1] Department of Chemistry, Purdue University, West Lafayette, Indiana 47907, United States [2] Department of Physics, Purdue University, West Lafayette, Indiana 47907, United States.

Corrosion of metal in biomedical devices could cause serious health problems to patients. Currently ceramics coating materials used in metal implants can reduce corrosion to some extent with limitations. Here we proposed graphene as a biocompatible protective film for metal potentially for biomedical application. We confirmed graphene effectively inhibits Cu surface from corrosion in different biological aqueous environments. Results from cell viability tests suggested that graphene greatly eliminates the toxicity of Cu by inhibiting corrosion and reducing the concentration of Cu(2+) ions produced.

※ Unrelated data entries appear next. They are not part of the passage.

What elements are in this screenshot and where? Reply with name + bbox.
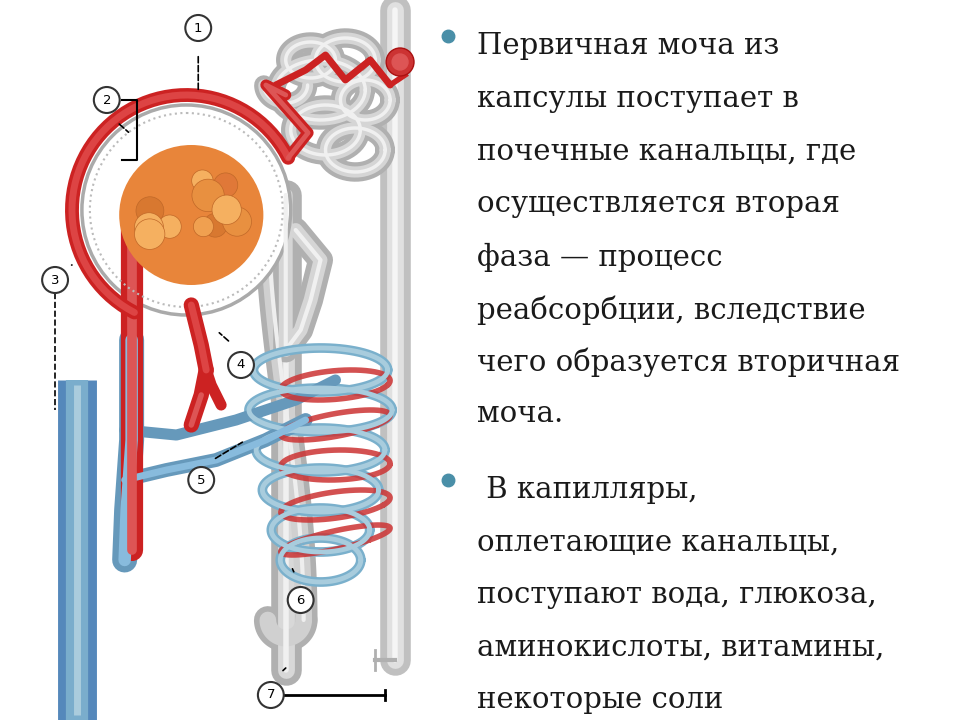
Text: 1: 1 xyxy=(194,22,203,35)
Circle shape xyxy=(288,587,314,613)
Text: 5: 5 xyxy=(197,474,205,487)
Text: чего образуется вторичная: чего образуется вторичная xyxy=(477,348,900,377)
Circle shape xyxy=(204,213,228,237)
Text: 6: 6 xyxy=(297,593,305,606)
Circle shape xyxy=(134,219,165,249)
Circle shape xyxy=(42,267,68,293)
Circle shape xyxy=(228,352,254,378)
Circle shape xyxy=(94,87,120,113)
Circle shape xyxy=(136,197,164,225)
Text: реабсорбции, вследствие: реабсорбции, вследствие xyxy=(477,295,866,325)
Text: осуществляется вторая: осуществляется вторая xyxy=(477,190,840,218)
Text: фаза — процесс: фаза — процесс xyxy=(477,243,723,271)
Text: поступают вода, глюкоза,: поступают вода, глюкоза, xyxy=(477,581,876,609)
Text: В капилляры,: В капилляры, xyxy=(477,476,697,504)
Circle shape xyxy=(258,682,284,708)
Circle shape xyxy=(392,54,408,70)
Circle shape xyxy=(134,212,163,242)
Text: 4: 4 xyxy=(237,359,245,372)
Circle shape xyxy=(223,207,252,236)
Text: некоторые соли: некоторые соли xyxy=(477,686,723,714)
Circle shape xyxy=(185,15,211,41)
Text: 3: 3 xyxy=(51,274,60,287)
Text: Первичная моча из: Первичная моча из xyxy=(477,32,780,60)
Circle shape xyxy=(188,467,214,493)
Ellipse shape xyxy=(119,145,263,285)
Circle shape xyxy=(192,170,213,192)
Text: 7: 7 xyxy=(267,688,276,701)
Circle shape xyxy=(386,48,414,76)
Circle shape xyxy=(193,217,213,237)
Circle shape xyxy=(158,215,181,238)
Circle shape xyxy=(192,179,225,212)
Text: моча.: моча. xyxy=(477,400,564,428)
Text: 2: 2 xyxy=(103,94,111,107)
Text: капсулы поступает в: капсулы поступает в xyxy=(477,85,799,113)
Circle shape xyxy=(213,173,238,197)
Circle shape xyxy=(82,105,291,315)
Text: оплетающие канальцы,: оплетающие канальцы, xyxy=(477,528,839,557)
Circle shape xyxy=(212,195,241,225)
Text: почечные канальцы, где: почечные канальцы, где xyxy=(477,138,856,166)
Text: аминокислоты, витамины,: аминокислоты, витамины, xyxy=(477,634,884,662)
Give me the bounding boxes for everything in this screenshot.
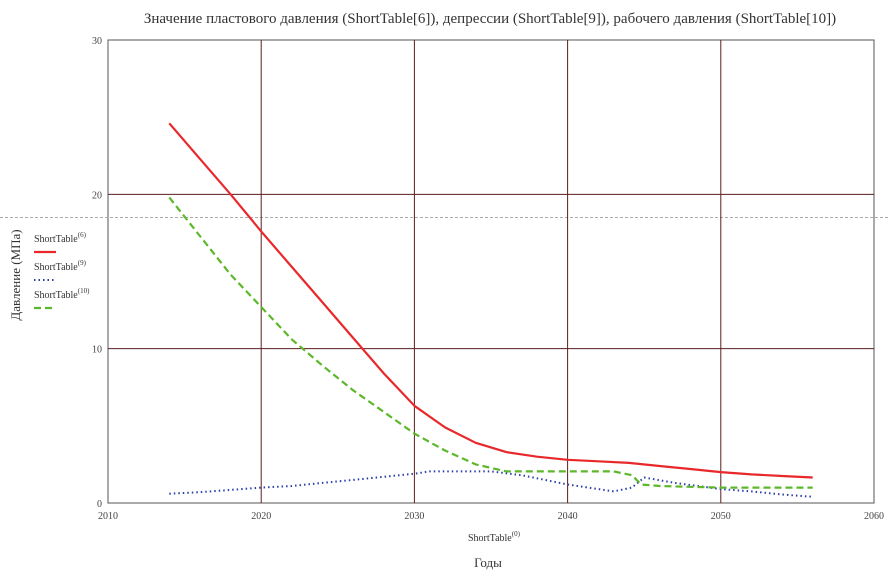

We demonstrated that additional thiol derivatives assembled on graphene coated Cu surface can prominently enhance durability of sole graphene protection limited by the defects in graphene film. We also demonstrated that graphene coating reduced the immune response to metal in a clinical setting for the first time through the lymphocyte transformation test. Finally, an animal experiment showed the effective protection of graphene to Cu under in vivo condition. Our results open up the potential for using graphene coating to protect metal surface in biomedical application.